Clarissa Carramilo é escritora, jornalista e mestre em Ciências Sociais (UFMA), autora de “Cidade Espanto” (2018).
Como você começa o seu dia? Você tem uma rotina matinal?
Trabalhar em casa nem sempre é uma opção, então, a primeira coisa a fazer que faço é ver se será possível ou não o home office naquele dia. Caso não seja, procuro uma padaria, café ou mesmo um espaço coworking. Utilizo bastante ferramentas para organização de agenda e tarefas, que me ajudam a não ficar completamente perdida nas minhas pendências. Daí vejo o que é prioridade naquele dia: o trabalho administrativo (que inclui gestão de vendas, ações de marketing, planejamento, atualização de redes sociais, entre outras coisas) ou literário (leituras de referência, revisão de rascunhos e notas, organização de conteúdo, produção, edição ou formatação de escrita, etc).
Em que hora do dia você sente que trabalha melhor? Você tem algum ritual de preparação para a escrita?
No meu caso, a hora do dia não interfere muito. Eu tenho picos criativos, nos quais escrevo de forma mais incessante e, geralmente, quando esgoto o que eu tenho a dizer, vem um momento de baixa nos quais eu procuro aproveitar para estudar outros autores ou mesmo descansar do processo criativo, que pode ser extenuante.
Você escreve um pouco todos os dias ou em períodos concentrados? Você tem uma meta de escrita diária?
Não estabeleço metas de escrita diária, mas recortes temporais, digamos assim. Como em qualquer trabalho, a rotina do escritor tem várias frentes de atuação. É extremamente importante ter um planejamento a médio prazo, pelo menos, trimestral ou semestral.

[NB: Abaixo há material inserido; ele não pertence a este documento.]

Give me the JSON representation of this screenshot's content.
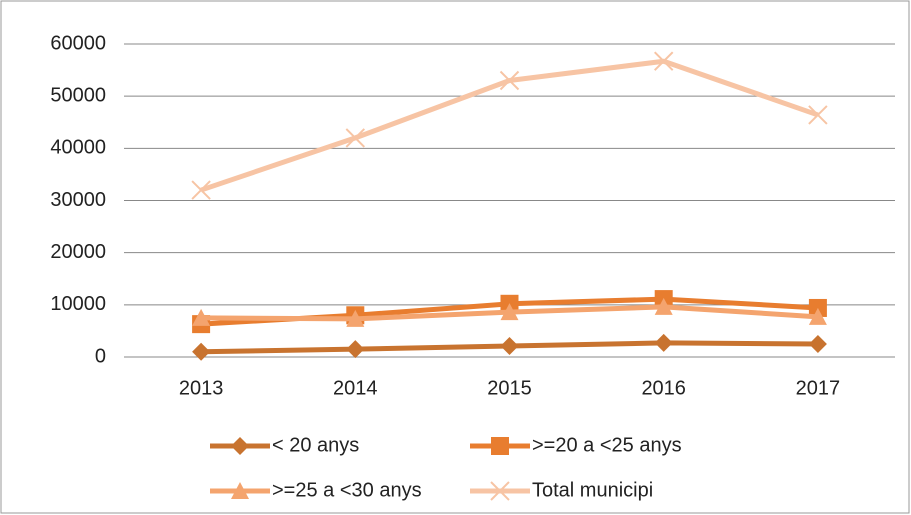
{
  "chart_data": {
    "type": "line",
    "categories": [
      "2013",
      "2014",
      "2015",
      "2016",
      "2017"
    ],
    "series": [
      {
        "name": "< 20 anys",
        "color": "#c8732f",
        "marker": "diamond",
        "values": [
          1000,
          1500,
          2100,
          2700,
          2500
        ]
      },
      {
        "name": ">=20 a <25 anys",
        "color": "#e87d2f",
        "marker": "square",
        "values": [
          6300,
          8000,
          10200,
          11100,
          9400
        ]
      },
      {
        "name": ">=25 a <30 anys",
        "color": "#f4a46e",
        "marker": "triangle",
        "values": [
          7500,
          7300,
          8600,
          9600,
          7700
        ]
      },
      {
        "name": "Total municipi",
        "color": "#f7c4a4",
        "marker": "x",
        "values": [
          32000,
          42000,
          53000,
          56700,
          46400
        ]
      }
    ],
    "ylim": [
      0,
      60000
    ],
    "yticks": [
      0,
      10000,
      20000,
      30000,
      40000,
      50000,
      60000
    ],
    "grid": true,
    "legend": "bottom"
  }
}
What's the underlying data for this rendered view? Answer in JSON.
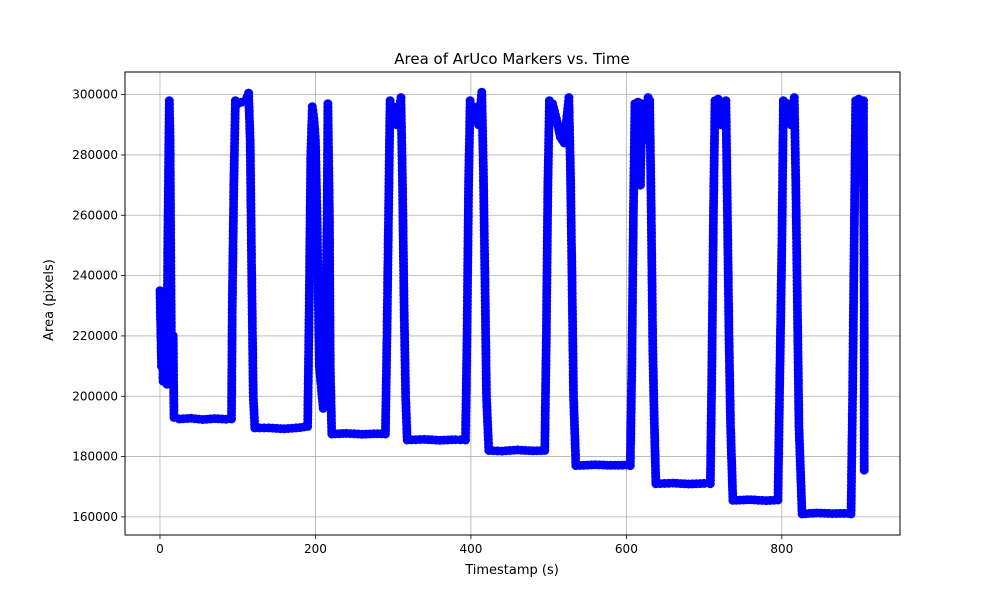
{
  "chart_data": {
    "type": "line",
    "title": "Area of ArUco Markers vs. Time",
    "xlabel": "Timestamp (s)",
    "ylabel": "Area (pixels)",
    "xlim": [
      -45,
      952
    ],
    "ylim": [
      154000,
      307500
    ],
    "xticks": [
      0,
      200,
      400,
      600,
      800
    ],
    "yticks": [
      160000,
      180000,
      200000,
      220000,
      240000,
      260000,
      280000,
      300000
    ],
    "xtick_labels": [
      "0",
      "200",
      "400",
      "600",
      "800"
    ],
    "ytick_labels": [
      "160000",
      "180000",
      "200000",
      "220000",
      "240000",
      "260000",
      "280000",
      "300000"
    ],
    "grid": true,
    "marker": "circle",
    "color": "#0000ff",
    "series": [
      {
        "points": [
          [
            0,
            235000
          ],
          [
            1,
            222000
          ],
          [
            2,
            210000
          ],
          [
            3,
            228000
          ],
          [
            4,
            205000
          ],
          [
            5,
            232000
          ],
          [
            6,
            215000
          ],
          [
            7,
            208000
          ],
          [
            8,
            226000
          ],
          [
            9,
            204000
          ],
          [
            10,
            250000
          ],
          [
            11,
            275000
          ],
          [
            12,
            298000
          ],
          [
            13,
            285000
          ],
          [
            14,
            240000
          ],
          [
            15,
            210000
          ],
          [
            16,
            205000
          ],
          [
            17,
            220000
          ],
          [
            18,
            193000
          ],
          [
            25,
            192500
          ],
          [
            40,
            192700
          ],
          [
            55,
            192300
          ],
          [
            70,
            192600
          ],
          [
            85,
            192400
          ],
          [
            92,
            192500
          ],
          [
            93,
            230000
          ],
          [
            95,
            270000
          ],
          [
            97,
            298000
          ],
          [
            100,
            297000
          ],
          [
            105,
            297500
          ],
          [
            110,
            298000
          ],
          [
            114,
            300500
          ],
          [
            116,
            285000
          ],
          [
            118,
            240000
          ],
          [
            120,
            200000
          ],
          [
            122,
            189500
          ],
          [
            140,
            189500
          ],
          [
            160,
            189200
          ],
          [
            180,
            189600
          ],
          [
            190,
            190000
          ],
          [
            192,
            230000
          ],
          [
            194,
            280000
          ],
          [
            196,
            296000
          ],
          [
            198,
            292000
          ],
          [
            200,
            285000
          ],
          [
            202,
            260000
          ],
          [
            205,
            210000
          ],
          [
            210,
            196000
          ],
          [
            213,
            220000
          ],
          [
            215,
            260000
          ],
          [
            216,
            297000
          ],
          [
            218,
            260000
          ],
          [
            219,
            210000
          ],
          [
            221,
            187500
          ],
          [
            240,
            187700
          ],
          [
            260,
            187400
          ],
          [
            280,
            187600
          ],
          [
            290,
            187500
          ],
          [
            292,
            220000
          ],
          [
            294,
            260000
          ],
          [
            296,
            298000
          ],
          [
            300,
            296000
          ],
          [
            305,
            290000
          ],
          [
            310,
            299000
          ],
          [
            312,
            270000
          ],
          [
            314,
            230000
          ],
          [
            316,
            200000
          ],
          [
            318,
            185500
          ],
          [
            340,
            185700
          ],
          [
            360,
            185400
          ],
          [
            380,
            185600
          ],
          [
            393,
            185500
          ],
          [
            395,
            220000
          ],
          [
            397,
            270000
          ],
          [
            399,
            298000
          ],
          [
            403,
            296000
          ],
          [
            410,
            290000
          ],
          [
            414,
            300800
          ],
          [
            416,
            275000
          ],
          [
            418,
            240000
          ],
          [
            420,
            200000
          ],
          [
            423,
            182000
          ],
          [
            440,
            181800
          ],
          [
            460,
            182200
          ],
          [
            480,
            181900
          ],
          [
            495,
            182000
          ],
          [
            497,
            220000
          ],
          [
            499,
            270000
          ],
          [
            501,
            298000
          ],
          [
            505,
            297000
          ],
          [
            510,
            292000
          ],
          [
            515,
            286000
          ],
          [
            520,
            284000
          ],
          [
            526,
            299000
          ],
          [
            528,
            275000
          ],
          [
            530,
            240000
          ],
          [
            532,
            200000
          ],
          [
            535,
            177000
          ],
          [
            560,
            177300
          ],
          [
            580,
            177100
          ],
          [
            600,
            177200
          ],
          [
            605,
            177000
          ],
          [
            607,
            210000
          ],
          [
            609,
            260000
          ],
          [
            611,
            297000
          ],
          [
            613,
            270000
          ],
          [
            615,
            297500
          ],
          [
            618,
            270000
          ],
          [
            620,
            297000
          ],
          [
            623,
            285000
          ],
          [
            628,
            299000
          ],
          [
            630,
            298000
          ],
          [
            632,
            260000
          ],
          [
            634,
            215000
          ],
          [
            636,
            190000
          ],
          [
            638,
            171000
          ],
          [
            660,
            171200
          ],
          [
            680,
            170900
          ],
          [
            700,
            171100
          ],
          [
            708,
            171000
          ],
          [
            710,
            210000
          ],
          [
            712,
            260000
          ],
          [
            714,
            298000
          ],
          [
            718,
            298500
          ],
          [
            722,
            290000
          ],
          [
            725,
            296000
          ],
          [
            728,
            298000
          ],
          [
            730,
            260000
          ],
          [
            732,
            220000
          ],
          [
            734,
            190000
          ],
          [
            737,
            165500
          ],
          [
            760,
            165700
          ],
          [
            780,
            165400
          ],
          [
            795,
            165600
          ],
          [
            797,
            200000
          ],
          [
            800,
            250000
          ],
          [
            802,
            298000
          ],
          [
            808,
            297000
          ],
          [
            812,
            290000
          ],
          [
            816,
            299000
          ],
          [
            818,
            270000
          ],
          [
            820,
            230000
          ],
          [
            822,
            190000
          ],
          [
            826,
            161000
          ],
          [
            845,
            161300
          ],
          [
            865,
            161100
          ],
          [
            885,
            161200
          ],
          [
            889,
            161000
          ],
          [
            891,
            200000
          ],
          [
            893,
            250000
          ],
          [
            895,
            298000
          ],
          [
            899,
            298500
          ],
          [
            903,
            298000
          ],
          [
            905,
            298000
          ],
          [
            905,
            287000
          ],
          [
            905,
            270000
          ],
          [
            905,
            281000
          ],
          [
            906,
            225000
          ],
          [
            906,
            175500
          ]
        ]
      }
    ]
  }
}
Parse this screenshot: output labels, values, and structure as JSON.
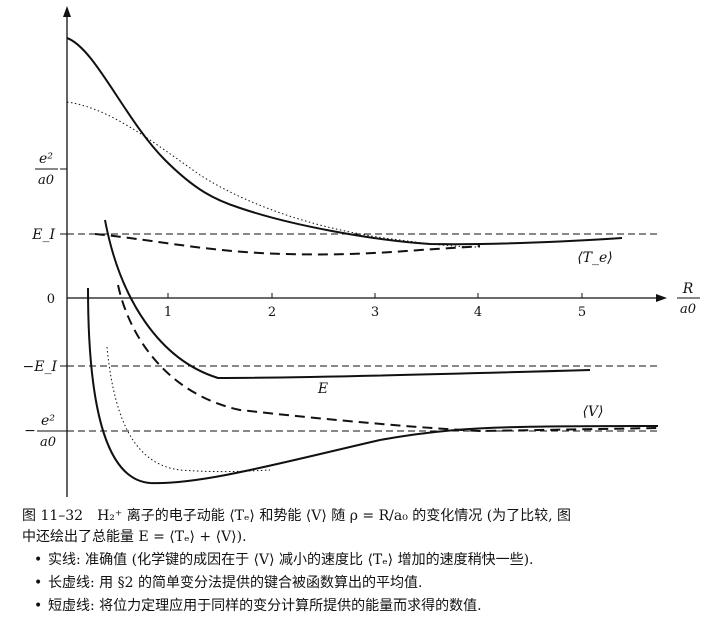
{
  "figure": {
    "x_axis_label": {
      "num": "R",
      "den": "a0"
    },
    "y_labels": {
      "e2_top": {
        "num": "e²",
        "den": "a0"
      },
      "EI": "E_I",
      "zero": "0",
      "neg_EI": "−E_I",
      "neg_e2": {
        "prefix": "−",
        "num": "e²",
        "den": "a0"
      }
    },
    "x_ticks": [
      "1",
      "2",
      "3",
      "4",
      "5"
    ],
    "curve_labels": {
      "Te": "⟨T_e⟩",
      "E": "E",
      "V": "⟨V⟩"
    }
  },
  "chart_data": {
    "type": "line",
    "x_label": "R/a0",
    "y_unit": "e²/a0",
    "reference_lines": [
      0.5,
      0,
      -0.5,
      -1
    ],
    "xlim": [
      -1,
      6
    ],
    "ylim": [
      -1.4,
      2.1
    ],
    "series": [
      {
        "quantity": "⟨T_e⟩",
        "style": "solid",
        "x": [
          0,
          0.5,
          1,
          1.5,
          2,
          2.5,
          3,
          3.5,
          4,
          4.5,
          5,
          5.4
        ],
        "y": [
          1.93,
          1.6,
          1.12,
          0.78,
          0.67,
          0.6,
          0.52,
          0.46,
          0.42,
          0.43,
          0.44,
          0.48
        ]
      },
      {
        "quantity": "⟨T_e⟩",
        "style": "dotted",
        "x": [
          0,
          0.5,
          1,
          1.5,
          2,
          2.5,
          3,
          3.5,
          4
        ],
        "y": [
          1.5,
          1.25,
          1.05,
          0.85,
          0.7,
          0.58,
          0.5,
          0.44,
          0.43
        ]
      },
      {
        "quantity": "⟨T_e⟩",
        "style": "dashed",
        "x": [
          0,
          0.5,
          1,
          1.5,
          2,
          2.5,
          3,
          3.5,
          4
        ],
        "y": [
          0.5,
          0.48,
          0.43,
          0.4,
          0.38,
          0.37,
          0.37,
          0.38,
          0.4
        ]
      },
      {
        "quantity": "E",
        "style": "solid",
        "x": [
          0.7,
          0.9,
          1.1,
          1.3,
          1.5,
          2,
          3,
          4,
          5
        ],
        "y": [
          0.4,
          -0.3,
          -0.6,
          -0.7,
          -0.7,
          -0.69,
          -0.68,
          -0.66,
          -0.63
        ]
      },
      {
        "quantity": "E",
        "style": "dashed",
        "x": [
          1,
          1.1,
          1.3,
          1.6,
          2,
          2.5,
          3,
          3.5,
          4,
          4.5,
          5
        ],
        "y": [
          0.1,
          -0.3,
          -0.6,
          -0.8,
          -0.9,
          -0.93,
          -0.96,
          -0.98,
          -1,
          -1,
          -1
        ]
      },
      {
        "quantity": "⟨V⟩",
        "style": "solid",
        "x": [
          0.2,
          0.25,
          0.35,
          0.5,
          0.7,
          1,
          1.5,
          2,
          2.5,
          3,
          3.5,
          4,
          4.5,
          5,
          5.4
        ],
        "y": [
          0.12,
          -0.7,
          -1.15,
          -1.33,
          -1.38,
          -1.36,
          -1.3,
          -1.22,
          -1.15,
          -1.08,
          -1.03,
          -1.0,
          -0.97,
          -0.96,
          -0.96
        ]
      },
      {
        "quantity": "⟨V⟩",
        "style": "dotted",
        "x": [
          0.4,
          0.55,
          0.7,
          0.9,
          1.1,
          1.3,
          1.7
        ],
        "y": [
          -0.35,
          -0.85,
          -1.15,
          -1.28,
          -1.3,
          -1.29,
          -1.28
        ]
      }
    ]
  },
  "caption": {
    "fig_no": "图 11–32",
    "line1": "H₂⁺ 离子的电子动能 ⟨Tₑ⟩ 和势能 ⟨V⟩ 随 ρ = R/a₀ 的变化情况 (为了比较, 图",
    "line2": "中还绘出了总能量 E = ⟨Tₑ⟩ + ⟨V⟩).",
    "bullet1": "实线: 准确值 (化学键的成因在于 ⟨V⟩ 减小的速度比 ⟨Tₑ⟩ 增加的速度稍快一些).",
    "bullet2": "长虚线: 用 §2 的简单变分法提供的键合被函数算出的平均值.",
    "bullet3": "短虚线: 将位力定理应用于同样的变分计算所提供的能量而求得的数值.",
    "bullet_mark": "•"
  }
}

Saber que há momentos de estudo, de planejamento, de criação e administração da obra é importante. Não adianta eu escrever todo dia horas e horas e publicar um livro após o outro sem que ninguém os leia.
Como é o seu processo de escrita? Uma vez que você compilou notas suficientes, é difícil começar? Como você se move da pesquisa para a escrita?
Cada caso é um caso. Eu geralmente não sinto muita dificuldade em iniciar, mas em manter o ritmo da obra. Geralmente, como há muitas anotações prévias, meus inícios fluem mais facilmente. No entanto, o trabalho em cima dessas anotações, da construção dos personagens e do desenvolvimento da narrativa às vezes não sai como esperado e aí é preciso ter calma, pensar melhor sobre a obra. Às vezes prefiro dar um tempo em vez de continuar a escrever algo com insegurança.
Como você lida com as travas da escrita, como a procrastinação, o medo de não corresponder às expectativas e a ansiedade de trabalhar em projetos longos?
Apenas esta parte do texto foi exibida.